Bethesda water line project begins
BETHESDA-The water line project planned since 2009 has begun construction in Bethesda.
Funded by a $3.7 million interest-free loan from the Ohio EPA, the project will upgrade the meter system, water mains, valves and hydrants and extend the city water line to 33 new customers on Old State Route 147, Brown Rd., and County Road 26.
“The current system suffers at least a dozen breaks per year and doesn’t provide adequate fire protection,” says Mayor Marty Lucas. “With the improvements, these issues will become non-existent.”

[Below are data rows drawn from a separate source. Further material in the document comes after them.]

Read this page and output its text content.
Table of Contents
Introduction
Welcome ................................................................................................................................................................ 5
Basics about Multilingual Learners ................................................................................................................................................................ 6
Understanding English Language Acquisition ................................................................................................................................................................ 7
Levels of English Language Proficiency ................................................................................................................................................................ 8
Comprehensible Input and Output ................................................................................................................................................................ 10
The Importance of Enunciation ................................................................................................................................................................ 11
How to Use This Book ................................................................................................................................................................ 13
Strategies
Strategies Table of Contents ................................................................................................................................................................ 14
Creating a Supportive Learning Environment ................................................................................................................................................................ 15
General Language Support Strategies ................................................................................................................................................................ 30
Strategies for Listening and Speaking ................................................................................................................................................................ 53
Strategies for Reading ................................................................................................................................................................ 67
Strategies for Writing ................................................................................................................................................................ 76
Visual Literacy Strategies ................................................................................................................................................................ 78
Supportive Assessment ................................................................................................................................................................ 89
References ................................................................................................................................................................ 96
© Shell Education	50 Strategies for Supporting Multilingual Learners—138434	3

Lucas adds that the village has been dealing with an estimated 40 percent unaccountable water loss. Replacements and upgrades in water mains and meters will address that concern. In addition, Water Director Dick Quinlin notes that extending the service outside of town is already sparking some new development in those areas.
Each customer can expect a new meter installed by a certified plumbing contractor hired by the village. Residents should have received a letter explaining the process, but can contact Village Administrator Jeremy Campbell or Quinlin at (740) 484-4009 for more information. The meters will be radio-read, allowing increased efficiency in recording and reporting data and in billing. Meter replacement is mandatory, and water service could be terminated for non-compliance.
The Village of Bethesda is one of two applicants in eastern Ohio approved for the Ohio’s Water Supply Revolving Loan Fund. Councilman Brian Bee says that the loan is a bonus for the town financially. According to a side by side estimate with a standard loan at 3 percent interest over 30 years, the 30-year EPA loan with its 40 percent debt forgiveness component and 0 percent interest could save the Village around $3.4 million in all. The town would in fact be paying back $2.22 million.
Construction and upgrades should be finished this time next year. Lucas says the long-term benefits of the project will outweigh any temporary inconveniences during the next few months. In the meantime, officials ask residents and those traveling through Bethesda to be patient if there are some brief traffic delays.